RFID Feared as Possible Terrorist Target

As if RFID chips in driver’s licenses and passports weren’t scary enough already, London’s Royal Academy of Engineering is suggesting that someday a terrorist will be able to read personal details from a distance and, given the right antennas and amplification, set a bomb to go off when a particular person gets within range.

It’s already widely acknowledged that unencrypted data stored on an RFID chip in a passport can be read covertly by anybody with a pass-by reader.

As the ACLU pointed out at Black Hat earlier in March, you can buy parts on the Internet to make a reader for as little as $20.

With a reader, you can pick up whatever the RFID chip is sending out: passport number; name; where an individual was at, at what time; name; address; Social Security number, etc.

The ability of RFID to be subverted in far more dangerous ways was only one example of how advancing technology can be exploited in the future, according to the Royal Academy.

The Academy on March 26 released a report titled “Dilemmas of Privacy and Surveillance: Challenges of Technological Change,” by Nigel Gilbert, chairman of the Academy’s group on Privacy and Surveillance.

Here are some other technology shocks that have already occurred or that may come to pass, according to Gilbert:

  • Unencrypted data can be forged.
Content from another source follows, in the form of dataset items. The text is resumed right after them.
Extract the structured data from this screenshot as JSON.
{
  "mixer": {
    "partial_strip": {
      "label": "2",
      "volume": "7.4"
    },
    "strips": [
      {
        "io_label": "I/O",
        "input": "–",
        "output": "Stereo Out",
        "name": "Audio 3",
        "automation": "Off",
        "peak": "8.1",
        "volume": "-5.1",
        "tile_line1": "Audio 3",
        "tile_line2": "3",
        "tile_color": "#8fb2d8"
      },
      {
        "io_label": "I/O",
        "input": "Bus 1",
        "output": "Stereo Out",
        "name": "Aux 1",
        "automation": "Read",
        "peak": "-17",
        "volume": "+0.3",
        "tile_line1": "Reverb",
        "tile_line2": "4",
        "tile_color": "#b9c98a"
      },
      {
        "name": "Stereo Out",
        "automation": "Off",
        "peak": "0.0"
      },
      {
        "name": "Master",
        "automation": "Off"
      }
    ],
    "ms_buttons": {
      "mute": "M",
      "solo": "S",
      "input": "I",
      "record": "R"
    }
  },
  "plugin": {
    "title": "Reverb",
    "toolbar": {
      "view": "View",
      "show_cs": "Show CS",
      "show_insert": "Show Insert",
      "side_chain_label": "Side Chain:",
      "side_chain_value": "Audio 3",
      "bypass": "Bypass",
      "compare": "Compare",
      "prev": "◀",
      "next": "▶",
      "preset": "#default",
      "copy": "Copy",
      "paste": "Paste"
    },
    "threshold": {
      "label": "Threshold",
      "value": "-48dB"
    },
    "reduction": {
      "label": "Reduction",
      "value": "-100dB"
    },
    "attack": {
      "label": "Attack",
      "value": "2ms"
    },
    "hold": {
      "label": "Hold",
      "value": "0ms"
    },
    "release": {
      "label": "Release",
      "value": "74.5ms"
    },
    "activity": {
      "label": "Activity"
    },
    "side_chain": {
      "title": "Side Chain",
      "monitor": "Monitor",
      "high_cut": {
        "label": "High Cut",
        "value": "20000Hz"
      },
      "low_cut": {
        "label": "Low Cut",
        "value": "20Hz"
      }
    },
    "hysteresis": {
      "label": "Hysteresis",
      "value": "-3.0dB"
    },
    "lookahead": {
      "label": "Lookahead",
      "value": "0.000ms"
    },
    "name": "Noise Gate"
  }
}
The United Kingdom, for one, introduced biometric passports in March 2006.

    The e-Passport, as it’s called, uses facial recognition to link an individual with a paper passport, with iris and fingerprint data used as backup, and other countries have expressed interest in using biometrics as well.

    Because the data will be read at places such as passport control to verify the identity of the holder, the data have to be quickly and reliably transmitted—hence, use of RFID chips have been proposed.

    A forged passport could include a passport carrier’s biometric information but with forged personal details, including name, date of birth and citizenship.

    Of course, passports could be checked against a central database to ensure that the data on a given passport matches the master set. But then, it’s unnecessary to store the data on a passport, since it can be retrieved from the central database.